Travailler avec un cheval, ce n’est pas seulement lui apprendre des exercices. C’est avant tout apprendre à communiquer avec lui. Chaque cheval parle en permanence : il envoie des signaux, parfois minuscules, parfois évidents. Et ces signaux veulent tous dire quelque chose. Mais il ne faut pas oublier que nous aussi, en tant qu’humains, nous envoyons des signaux — souvent sans nous en rendre compte.
🌿 Voir les petits signaux avant qu’ils ne deviennent des “défenses”
Quand un cheval s’exprime et que personne ne l’écoute, il va parler de plus en plus fort. Au début, ce sont des micro‑signaux : une oreille qui se tourne, un muscle qui se crispe, un regard qui fuit. Si on ne les voit pas, il finit par “crier” :
- se cabrer,
- tirer,
- ruer,
- exploser émotionnellement.
On appelle ça des défenses, mais en réalité, ce sont juste des chevaux qui n’ont pas été entendus.
🤝 Lui montrer qu’on le comprend
Plutôt que de laisser le cheval chercher une “sortie” parce qu’il se sent incompris ou en insécurité, notre rôle est de lui montrer que désormais, on le voit et on l’écoute.
Quand il comprend que :
- on perçoit ses signaux,
- on respecte ses émotions,
- on prend en charge la gestion du monde autour de lui,
alors il n’a plus besoin de se débarrasser de nous ou de se protéger. Il peut se poser, se relâcher, et nous confier sa sécurité.
Mais pour ça, il faut commencer par être clair… avec nous‑mêmes.
🧘♀️ Tout commence à l’intérieur de nous
Un cheval lit nos intentions, nos émotions, notre état d’esprit, notre gestuelle. Nous, humains, on fait souvent l’inverse : on se concentre sur ce qu’on fait, pas sur ce qu’on ressent.
Si on est stressé, inquiet, tendu — même si on fait semblant du contraire — le cheval le saura. Et il aura une excellente raison de ne pas nous faire confiance.
Pour être un bon guide, il faut d’abord apprendre à se gérer soi-même.
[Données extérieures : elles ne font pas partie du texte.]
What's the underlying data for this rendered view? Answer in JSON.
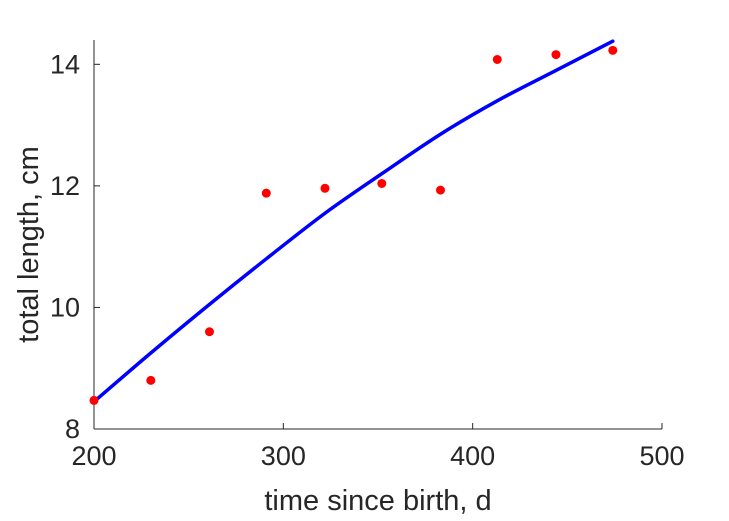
{
  "chart_data": {
    "type": "scatter",
    "title": "",
    "xlabel": "time since birth, d",
    "ylabel": "total length, cm",
    "xlim": [
      200,
      500
    ],
    "ylim": [
      8,
      14.4
    ],
    "xticks": [
      200,
      300,
      400,
      500
    ],
    "yticks": [
      8,
      10,
      12,
      14
    ],
    "grid": false,
    "legend": "none",
    "series": [
      {
        "type": "scatter",
        "color": "#ff0000",
        "points": [
          [
            200,
            8.47
          ],
          [
            230,
            8.8
          ],
          [
            261,
            9.6
          ],
          [
            291,
            11.88
          ],
          [
            322,
            11.96
          ],
          [
            352,
            12.04
          ],
          [
            383,
            11.93
          ],
          [
            413,
            14.08
          ],
          [
            444,
            14.16
          ],
          [
            474,
            14.23
          ]
        ]
      },
      {
        "type": "line",
        "color": "#0000ff",
        "points": [
          [
            200,
            8.45
          ],
          [
            230,
            9.25
          ],
          [
            261,
            10.05
          ],
          [
            291,
            10.8
          ],
          [
            322,
            11.55
          ],
          [
            352,
            12.2
          ],
          [
            383,
            12.85
          ],
          [
            413,
            13.4
          ],
          [
            444,
            13.9
          ],
          [
            474,
            14.38
          ]
        ]
      }
    ]
  }
}
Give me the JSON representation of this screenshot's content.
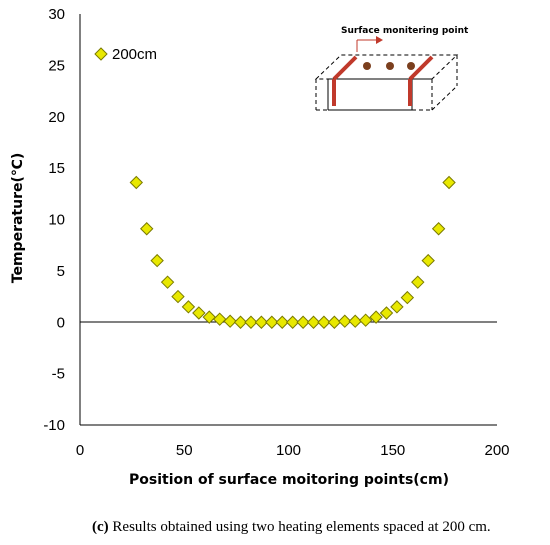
{
  "chart_data": {
    "type": "scatter",
    "xlabel": "Position of surface moitoring points(cm)",
    "ylabel": "Temperature(℃)",
    "xlim": [
      0,
      200
    ],
    "ylim": [
      -10,
      30
    ],
    "xticks": [
      "0",
      "50",
      "100",
      "150",
      "200"
    ],
    "yticks": [
      "-10",
      "-5",
      "0",
      "5",
      "10",
      "15",
      "20",
      "25",
      "30"
    ],
    "grid": false,
    "legend": "top-left",
    "series": [
      {
        "name": "200cm",
        "marker": "diamond",
        "color": "#e8e800",
        "points": [
          [
            27,
            13.6
          ],
          [
            32,
            9.1
          ],
          [
            37,
            6.0
          ],
          [
            42,
            3.9
          ],
          [
            47,
            2.5
          ],
          [
            52,
            1.5
          ],
          [
            57,
            0.9
          ],
          [
            62,
            0.5
          ],
          [
            67,
            0.3
          ],
          [
            72,
            0.1
          ],
          [
            77,
            0.0
          ],
          [
            82,
            0.0
          ],
          [
            87,
            0.0
          ],
          [
            92,
            0.0
          ],
          [
            97,
            0.0
          ],
          [
            102,
            0.0
          ],
          [
            107,
            0.0
          ],
          [
            112,
            0.0
          ],
          [
            117,
            0.0
          ],
          [
            122,
            0.0
          ],
          [
            127,
            0.1
          ],
          [
            132,
            0.1
          ],
          [
            137,
            0.2
          ],
          [
            142,
            0.5
          ],
          [
            147,
            0.9
          ],
          [
            152,
            1.5
          ],
          [
            157,
            2.4
          ],
          [
            162,
            3.9
          ],
          [
            167,
            6.0
          ],
          [
            172,
            9.1
          ],
          [
            177,
            13.6
          ]
        ]
      }
    ],
    "inset_label": "Surface monitering point"
  },
  "caption": {
    "tag": "(c)",
    "text": " Results obtained using two heating elements spaced at 200 cm."
  },
  "colors": {
    "marker_fill": "#e8e800",
    "marker_stroke": "#7a7a00",
    "heater": "#c0392b",
    "dots": "#7b3f1e"
  }
}
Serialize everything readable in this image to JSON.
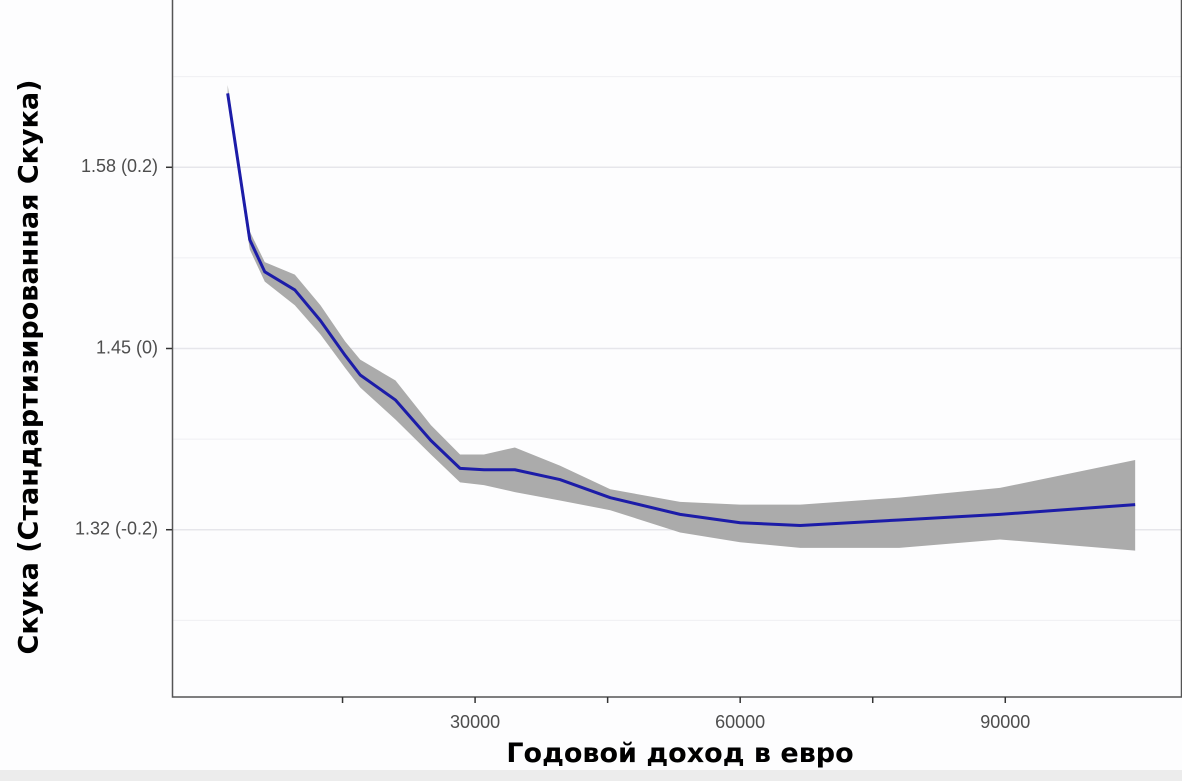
{
  "chart_data": {
    "type": "line",
    "x_label": "Годовой доход в евро",
    "y_label": "Скука (Стандартизированная Скука)",
    "x": [
      2000,
      4500,
      6200,
      9600,
      12500,
      15300,
      17000,
      21000,
      25000,
      28300,
      31000,
      34500,
      39600,
      45300,
      53200,
      60000,
      66800,
      78000,
      89400,
      104700
    ],
    "series": [
      {
        "color": "#1c1ca8",
        "band_color": "#ababab",
        "values": [
          1.633,
          1.528,
          1.505,
          1.492,
          1.47,
          1.445,
          1.431,
          1.413,
          1.384,
          1.364,
          1.363,
          1.363,
          1.356,
          1.343,
          1.331,
          1.325,
          1.323,
          1.327,
          1.331,
          1.338
        ],
        "upper": [
          1.639,
          1.534,
          1.512,
          1.503,
          1.481,
          1.455,
          1.442,
          1.427,
          1.395,
          1.374,
          1.374,
          1.379,
          1.366,
          1.349,
          1.34,
          1.338,
          1.338,
          1.343,
          1.35,
          1.37
        ],
        "lower": [
          1.628,
          1.521,
          1.498,
          1.481,
          1.46,
          1.436,
          1.422,
          1.399,
          1.374,
          1.354,
          1.352,
          1.347,
          1.341,
          1.334,
          1.318,
          1.311,
          1.307,
          1.307,
          1.313,
          1.305
        ]
      }
    ],
    "xlim": [
      -4300,
      110000
    ],
    "ylim": [
      1.2,
      1.7
    ],
    "xticks": [
      30000,
      60000,
      90000
    ],
    "x_minor_ticks": [
      15000,
      45000,
      75000
    ],
    "yticks": [
      {
        "value": 1.58,
        "label": "1.58 (0.2)"
      },
      {
        "value": 1.45,
        "label": "1.45 (0)"
      },
      {
        "value": 1.32,
        "label": "1.32 (-0.2)"
      }
    ],
    "y_minor_ticks": [
      1.645,
      1.515,
      1.385,
      1.255
    ],
    "grid": true
  }
}
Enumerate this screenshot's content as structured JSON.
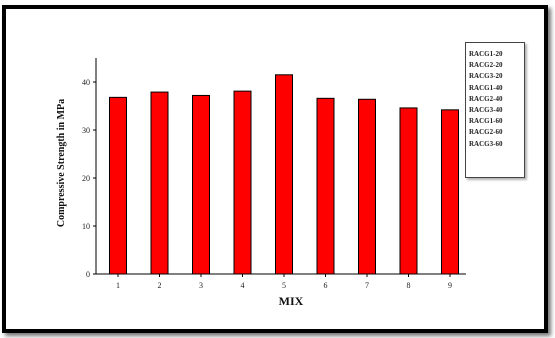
{
  "chart_data": {
    "type": "bar",
    "categories": [
      "1",
      "2",
      "3",
      "4",
      "5",
      "6",
      "7",
      "8",
      "9"
    ],
    "values": [
      36.8,
      37.9,
      37.2,
      38.1,
      41.5,
      36.6,
      36.4,
      34.6,
      34.2
    ],
    "xlabel": "MIX",
    "ylabel": "Compressive Strength in MPa",
    "ylim": [
      0,
      45
    ],
    "yticks": [
      0,
      10,
      20,
      30,
      40
    ],
    "grid": false,
    "bar_color": "#ff0000",
    "legend_position": "right",
    "legend": [
      "RACG1-20",
      "RACG2-20",
      "RACG3-20",
      "RACG1-40",
      "RACG2-40",
      "RACG3-40",
      "RACG1-60",
      "RACG2-60",
      "RACG3-60"
    ]
  }
}
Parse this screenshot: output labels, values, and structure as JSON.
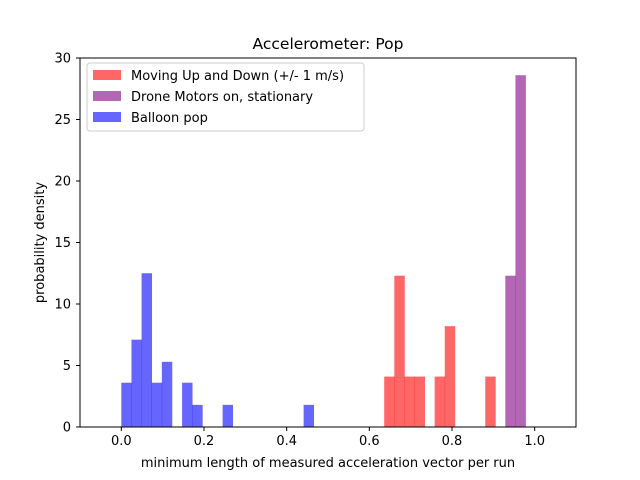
{
  "chart_data": {
    "type": "histogram",
    "title": "Accelerometer: Pop",
    "xlabel": "minimum length of measured acceleration vector per run",
    "ylabel": "probability density",
    "xlim": [
      -0.1,
      1.1
    ],
    "ylim": [
      0,
      30
    ],
    "xticks": [
      "0.0",
      "0.2",
      "0.4",
      "0.6",
      "0.8",
      "1.0"
    ],
    "xtick_values": [
      0.0,
      0.2,
      0.4,
      0.6,
      0.8,
      1.0
    ],
    "yticks": [
      "0",
      "5",
      "10",
      "15",
      "20",
      "25",
      "30"
    ],
    "ytick_values": [
      0,
      5,
      10,
      15,
      20,
      25,
      30
    ],
    "grid": false,
    "legend_position": "top-left",
    "bin_width": 0.0245,
    "series": [
      {
        "name": "Moving Up and Down (+/- 1 m/s)",
        "color": "#ff0000",
        "alpha": 0.6,
        "bins": [
          {
            "x0": 0.636,
            "h": 4.1
          },
          {
            "x0": 0.6605,
            "h": 12.3
          },
          {
            "x0": 0.685,
            "h": 4.1
          },
          {
            "x0": 0.7095,
            "h": 4.1
          },
          {
            "x0": 0.758,
            "h": 4.1
          },
          {
            "x0": 0.7825,
            "h": 8.2
          },
          {
            "x0": 0.8805,
            "h": 4.1
          }
        ]
      },
      {
        "name": "Drone Motors on, stationary",
        "color": "#800080",
        "alpha": 0.6,
        "bins": [
          {
            "x0": 0.929,
            "h": 12.3
          },
          {
            "x0": 0.9535,
            "h": 28.6
          }
        ]
      },
      {
        "name": "Balloon pop",
        "color": "#0000ff",
        "alpha": 0.6,
        "bins": [
          {
            "x0": 0.0,
            "h": 3.6
          },
          {
            "x0": 0.0245,
            "h": 7.1
          },
          {
            "x0": 0.049,
            "h": 12.5
          },
          {
            "x0": 0.0735,
            "h": 3.6
          },
          {
            "x0": 0.098,
            "h": 5.3
          },
          {
            "x0": 0.147,
            "h": 3.6
          },
          {
            "x0": 0.1715,
            "h": 1.8
          },
          {
            "x0": 0.245,
            "h": 1.8
          },
          {
            "x0": 0.441,
            "h": 1.8
          }
        ]
      }
    ]
  }
}
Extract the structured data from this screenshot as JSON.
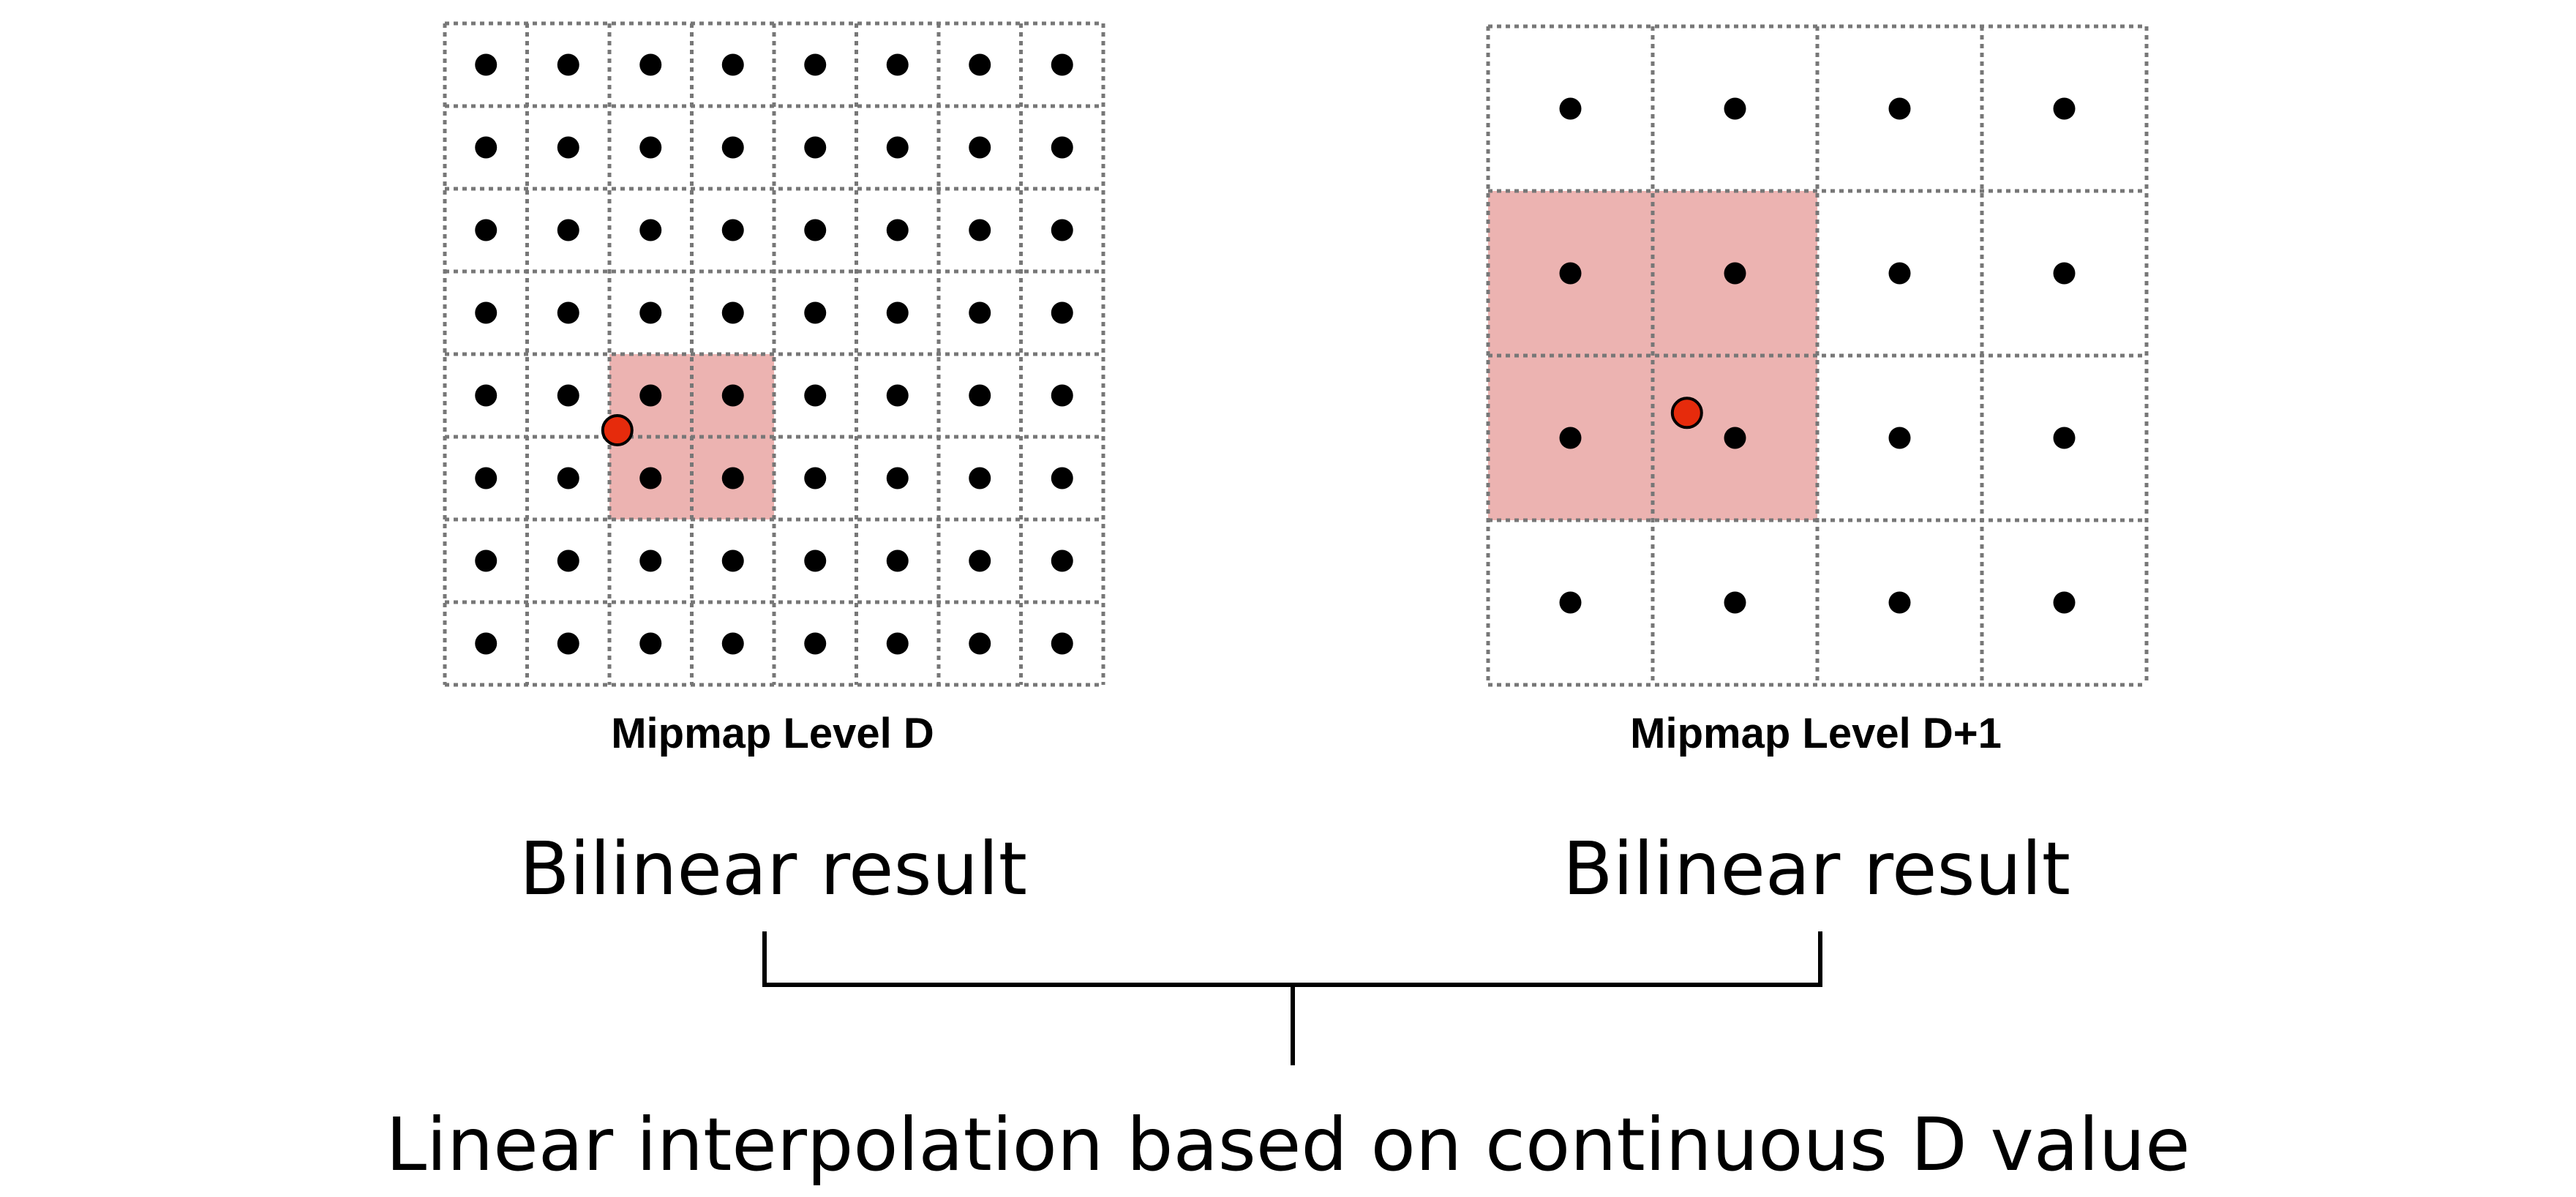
{
  "level_d": {
    "caption": "Mipmap Level D",
    "grid_size": 8,
    "highlight": {
      "col": 2,
      "row": 4,
      "cols": 2,
      "rows": 2
    },
    "sample": {
      "u": 0.262,
      "v": 0.615
    }
  },
  "level_d1": {
    "caption": "Mipmap Level D+1",
    "grid_size": 4,
    "highlight": {
      "col": 0,
      "row": 1,
      "cols": 2,
      "rows": 2
    },
    "sample": {
      "u": 0.302,
      "v": 0.587
    }
  },
  "labels": {
    "bilinear_left": "Bilinear result",
    "bilinear_right": "Bilinear result",
    "final": "Linear interpolation based on continuous D value"
  },
  "colors": {
    "highlight": "#ecb3b1",
    "sample": "#e62b0c",
    "texel_center": "#000000",
    "grid_line": "#777777",
    "bracket": "#000000"
  }
}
🔗 La connexion avant l’exercice
Ce n’est pas faire l’exercice qui compte. Ce qui compte, c’est la connexion entre le cheval et nous.
Un cheval peut exécuter parfaitement un exercice tout en étant déconnecté, éteint, résigné. Ce n’est pas ce que je recherche.
Je veux sentir que le cheval est avec moi, pas juste qu’il “fait bien”.
Même marcher côte à côte est un moment de connexion. C’est là que tout commence.
🐎 Le travail à pied ne transforme pas un cheval en machine
Faire du travail à pied ou de “l’éthologie” ne rendra jamais un cheval insensible ou robotique. Un cheval reste un cheval, avec ses émotions, ses peurs, ses envies, ses limites.
En revanche, si ce travail est fait :
- avec réflexion,
- avec cohérence,
- avec respect,
- et sans tomber dans la résignation acquise,
alors il peut aider le cheval à :
- reprendre confiance en lui,
- développer ses capacités de réflexion,
- mieux comprendre ce qu’on attend de lui,
- et surtout, avoir confiance en nous.
Mais cela demande du temps. Parce qu’il faut d’abord s’apprivoiser soi-même, devenir quelqu’un de fiable, de stable, de cohérent.
🎯 Aller plus loin que le confort‑inconfort ou les friandises
Beaucoup de personnes se limitent à deux approches :
- le confort‑inconfort,
- ou les friandises à outrance.
Oui, ça fonctionne. Mais seulement en surface.
La relation que l’on peut construire avec un cheval peut être tellement plus profonde que ça. On peut créer un véritable échange, une communication subtile, une compréhension mutuelle.
🌱 Mon approche personnelle
Dans mon travail, j’essaye d’être la plus naturelle possible. Je commence toujours par identifier les tensions physiques du cheval, car un cheval tendu dans son corps ne peut pas être disponible dans sa tête.
Ensuite seulement, je construis la communication, la confiance, la connexion. Pas à pas. Avec patience, cohérence et respect.